Key Figures to Track:

  • $3.84B — total Iran-linked volume on CoinEx since 2019 (TRM Labs)

  • $1.5B — assets stolen from Bybit, traced partly to Iranian Central Bank wallets

  • $8–10B — estimated total Iranian crypto activity in 2025 (blockchain analytics firms)

  • $1B — Iran-linked crypto seized by U.S. authorities in recent enforcement actions

  • $344M — USDT frozen across two Tron wallets tied to Iran's IRGC

What Traders and Investors Should Watch Next

The CoinEx report signals that compliance scrutiny on offshore exchanges is intensifying. Exchanges without robust KYC, wallet-screening, and sanctions controls are increasingly exposed — not just legally, but reputationally. That dynamic affects which venues attract institutional liquidity and which lose banking relationships.

For traders using smaller offshore venues, the question is whether those platforms are conducting adequate due diligence on counterparty wallets. Public blockchain data is increasingly weaponized by regulators — what looks like a clean transaction today can become a compliance problem tomorrow if the upstream source is flagged.

Conclusion

The $3.84 billion CoinEx-Iran flow is not an isolated incident — it is part of a documented shift in how sanctioned states use smaller exchanges and DeFi routes to access global liquidity after compliance pressure closes the doors at major platforms. 

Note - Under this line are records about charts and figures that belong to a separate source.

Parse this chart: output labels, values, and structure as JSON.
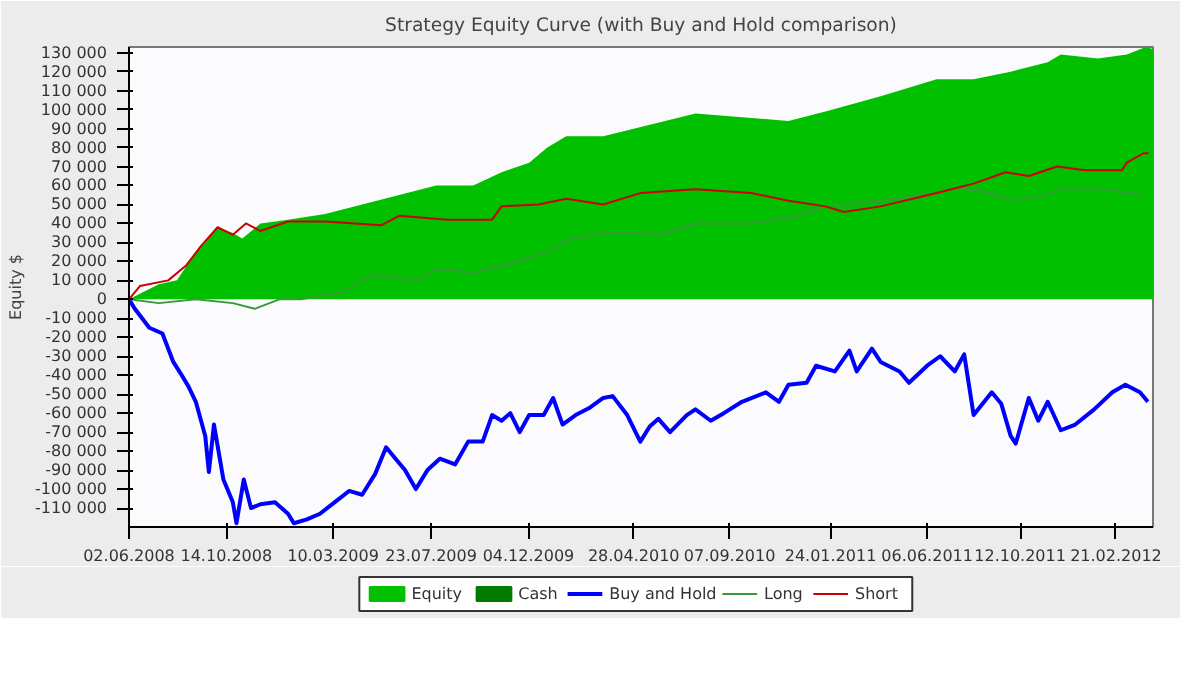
{
  "chart_data": {
    "type": "line",
    "title": "Strategy Equity Curve (with Buy and Hold comparison)",
    "ylabel": "Equity $",
    "xlim": [
      "2008-06-02",
      "2012-04-12"
    ],
    "xticks": [
      {
        "value": "2008-06-02",
        "label": "02.06.2008"
      },
      {
        "value": "2008-10-14",
        "label": "14.10.2008"
      },
      {
        "value": "2009-03-10",
        "label": "10.03.2009"
      },
      {
        "value": "2009-07-23",
        "label": "23.07.2009"
      },
      {
        "value": "2009-12-04",
        "label": "04.12.2009"
      },
      {
        "value": "2010-04-28",
        "label": "28.04.2010"
      },
      {
        "value": "2010-09-07",
        "label": "07.09.2010"
      },
      {
        "value": "2011-01-24",
        "label": "24.01.2011"
      },
      {
        "value": "2011-06-06",
        "label": "06.06.2011"
      },
      {
        "value": "2011-10-12",
        "label": "12.10.2011"
      },
      {
        "value": "2012-02-21",
        "label": "21.02.2012"
      }
    ],
    "ylim": [
      -120000,
      133000
    ],
    "yticks": [
      {
        "value": -110000,
        "label": "-110 000"
      },
      {
        "value": -100000,
        "label": "-100 000"
      },
      {
        "value": -90000,
        "label": "-90 000"
      },
      {
        "value": -80000,
        "label": "-80 000"
      },
      {
        "value": -70000,
        "label": "-70 000"
      },
      {
        "value": -60000,
        "label": "-60 000"
      },
      {
        "value": -50000,
        "label": "-50 000"
      },
      {
        "value": -40000,
        "label": "-40 000"
      },
      {
        "value": -30000,
        "label": "-30 000"
      },
      {
        "value": -20000,
        "label": "-20 000"
      },
      {
        "value": -10000,
        "label": "-10 000"
      },
      0,
      {
        "value": 10000,
        "label": "10 000"
      },
      {
        "value": 20000,
        "label": "20 000"
      },
      {
        "value": 30000,
        "label": "30 000"
      },
      {
        "value": 40000,
        "label": "40 000"
      },
      {
        "value": 50000,
        "label": "50 000"
      },
      {
        "value": 60000,
        "label": "60 000"
      },
      {
        "value": 70000,
        "label": "70 000"
      },
      {
        "value": 80000,
        "label": "80 000"
      },
      {
        "value": 90000,
        "label": "90 000"
      },
      {
        "value": 100000,
        "label": "100 000"
      },
      {
        "value": 110000,
        "label": "110 000"
      },
      {
        "value": 120000,
        "label": "120 000"
      },
      {
        "value": 130000,
        "label": "130 000"
      }
    ],
    "legend": "bottom",
    "line_style": "solid",
    "series": [
      {
        "name": "Equity",
        "type": "area",
        "color": "#00c000",
        "x": [
          "2008-06-02",
          "2008-06-17",
          "2008-07-13",
          "2008-08-07",
          "2008-09-02",
          "2008-09-15",
          "2008-10-02",
          "2008-10-23",
          "2008-11-05",
          "2008-11-30",
          "2009-01-07",
          "2009-02-27",
          "2009-04-19",
          "2009-06-09",
          "2009-07-30",
          "2009-09-19",
          "2009-10-28",
          "2009-12-05",
          "2009-12-30",
          "2010-01-25",
          "2010-03-17",
          "2010-07-22",
          "2010-11-27",
          "2011-01-17",
          "2011-04-03",
          "2011-06-19",
          "2011-08-09",
          "2011-09-29",
          "2011-11-19",
          "2011-12-07",
          "2012-01-27",
          "2012-03-07",
          "2012-04-02",
          "2012-04-12"
        ],
        "values": [
          0,
          3000,
          8000,
          10000,
          25000,
          30000,
          38000,
          35000,
          32000,
          40000,
          42000,
          45000,
          50000,
          55000,
          60000,
          60000,
          67000,
          72000,
          80000,
          86000,
          86000,
          98000,
          94000,
          99000,
          107000,
          116000,
          116000,
          120000,
          125000,
          129000,
          127000,
          129000,
          133000,
          132000
        ]
      },
      {
        "name": "Cash",
        "type": "area",
        "color": "#007a00"
      },
      {
        "name": "Buy and Hold",
        "color": "#0000ff",
        "x": [
          "2008-06-02",
          "2008-06-10",
          "2008-06-30",
          "2008-07-18",
          "2008-08-02",
          "2008-08-12",
          "2008-08-23",
          "2008-09-02",
          "2008-09-15",
          "2008-09-20",
          "2008-09-27",
          "2008-10-10",
          "2008-10-23",
          "2008-10-28",
          "2008-11-07",
          "2008-11-17",
          "2008-11-30",
          "2008-12-20",
          "2009-01-07",
          "2009-01-15",
          "2009-02-02",
          "2009-02-20",
          "2009-03-12",
          "2009-04-01",
          "2009-04-19",
          "2009-05-07",
          "2009-05-22",
          "2009-06-04",
          "2009-06-17",
          "2009-07-02",
          "2009-07-18",
          "2009-08-04",
          "2009-08-25",
          "2009-09-12",
          "2009-10-02",
          "2009-10-15",
          "2009-10-28",
          "2009-11-09",
          "2009-11-22",
          "2009-12-05",
          "2009-12-25",
          "2010-01-07",
          "2010-01-20",
          "2010-02-07",
          "2010-02-27",
          "2010-03-17",
          "2010-03-30",
          "2010-04-19",
          "2010-05-07",
          "2010-05-20",
          "2010-06-01",
          "2010-06-17",
          "2010-07-10",
          "2010-07-22",
          "2010-08-12",
          "2010-08-30",
          "2010-09-24",
          "2010-10-27",
          "2010-11-14",
          "2010-11-27",
          "2010-12-22",
          "2011-01-04",
          "2011-01-30",
          "2011-02-19",
          "2011-03-01",
          "2011-03-22",
          "2011-04-03",
          "2011-04-29",
          "2011-05-12",
          "2011-06-06",
          "2011-06-24",
          "2011-07-14",
          "2011-07-27",
          "2011-08-09",
          "2011-09-03",
          "2011-09-16",
          "2011-09-29",
          "2011-10-06",
          "2011-10-24",
          "2011-11-06",
          "2011-11-19",
          "2011-12-07",
          "2011-12-27",
          "2012-01-22",
          "2012-02-16",
          "2012-03-05",
          "2012-03-25",
          "2012-04-05"
        ],
        "values": [
          0,
          -5000,
          -15000,
          -18000,
          -33000,
          -39000,
          -46000,
          -54000,
          -72000,
          -91000,
          -66000,
          -95000,
          -107000,
          -118000,
          -95000,
          -110000,
          -108000,
          -107000,
          -113000,
          -118000,
          -116000,
          -113000,
          -107000,
          -101000,
          -103000,
          -92000,
          -78000,
          -84000,
          -90000,
          -100000,
          -90000,
          -84000,
          -87000,
          -75000,
          -75000,
          -61000,
          -64000,
          -60000,
          -70000,
          -61000,
          -61000,
          -52000,
          -66000,
          -61000,
          -57000,
          -52000,
          -51000,
          -61000,
          -75000,
          -67000,
          -63000,
          -70000,
          -61000,
          -58000,
          -64000,
          -60000,
          -54000,
          -49000,
          -54000,
          -45000,
          -44000,
          -35000,
          -38000,
          -27000,
          -38000,
          -26000,
          -33000,
          -38000,
          -44000,
          -35000,
          -30000,
          -38000,
          -29000,
          -61000,
          -49000,
          -55000,
          -72000,
          -76000,
          -52000,
          -64000,
          -54000,
          -69000,
          -66000,
          -58000,
          -49000,
          -45000,
          -49000,
          -54000
        ]
      },
      {
        "name": "Long",
        "color": "#3a9a3a",
        "x": [
          "2008-06-02",
          "2008-07-13",
          "2008-09-02",
          "2008-10-23",
          "2008-11-22",
          "2008-12-26",
          "2009-01-25",
          "2009-03-25",
          "2009-05-02",
          "2009-07-05",
          "2009-07-30",
          "2009-09-19",
          "2009-11-09",
          "2009-12-30",
          "2010-01-25",
          "2010-03-17",
          "2010-05-07",
          "2010-06-01",
          "2010-07-22",
          "2010-10-07",
          "2010-11-27",
          "2011-01-17",
          "2011-04-03",
          "2011-06-19",
          "2011-07-14",
          "2011-09-03",
          "2011-09-29",
          "2011-11-19",
          "2011-12-02",
          "2012-02-03",
          "2012-03-25"
        ],
        "values": [
          0,
          -2000,
          0,
          -2000,
          -5000,
          0,
          0,
          4000,
          13000,
          10000,
          16000,
          14000,
          19000,
          25000,
          31000,
          35000,
          35000,
          34000,
          40000,
          40000,
          43000,
          49000,
          52000,
          56000,
          59000,
          56000,
          52000,
          55000,
          58000,
          58000,
          55000
        ]
      },
      {
        "name": "Short",
        "color": "#cc0000",
        "x": [
          "2008-06-02",
          "2008-06-17",
          "2008-07-26",
          "2008-08-20",
          "2008-09-09",
          "2008-10-02",
          "2008-10-23",
          "2008-11-10",
          "2008-11-30",
          "2009-01-07",
          "2009-02-27",
          "2009-05-15",
          "2009-06-09",
          "2009-08-14",
          "2009-10-15",
          "2009-10-28",
          "2009-12-18",
          "2010-01-25",
          "2010-03-17",
          "2010-05-07",
          "2010-07-22",
          "2010-10-07",
          "2010-11-27",
          "2011-01-17",
          "2011-02-11",
          "2011-04-03",
          "2011-06-19",
          "2011-08-09",
          "2011-09-22",
          "2011-10-24",
          "2011-12-02",
          "2012-01-09",
          "2012-02-29",
          "2012-03-07",
          "2012-03-30",
          "2012-04-06"
        ],
        "values": [
          0,
          7000,
          10000,
          18000,
          28000,
          38000,
          34000,
          40000,
          36000,
          41000,
          41000,
          39000,
          44000,
          42000,
          42000,
          49000,
          50000,
          53000,
          50000,
          56000,
          58000,
          56000,
          52000,
          49000,
          46000,
          49000,
          56000,
          61000,
          67000,
          65000,
          70000,
          68000,
          68000,
          72000,
          77000,
          77000
        ]
      }
    ]
  }
}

For investors, the takeaway is clear: the exchange you use matters, and on-chain data is now the primary tool regulators rely on. The next enforcement action may not be far behind.

Disclaimer: This article is for informational purposes only and does not constitute financial, legal, or investment advice. Cryptocurrency investments carry significant risk. Always conduct your own research before making any financial decisions. CoinGabbar does not endorse any specific exchange or trading strategy mentioned in this article.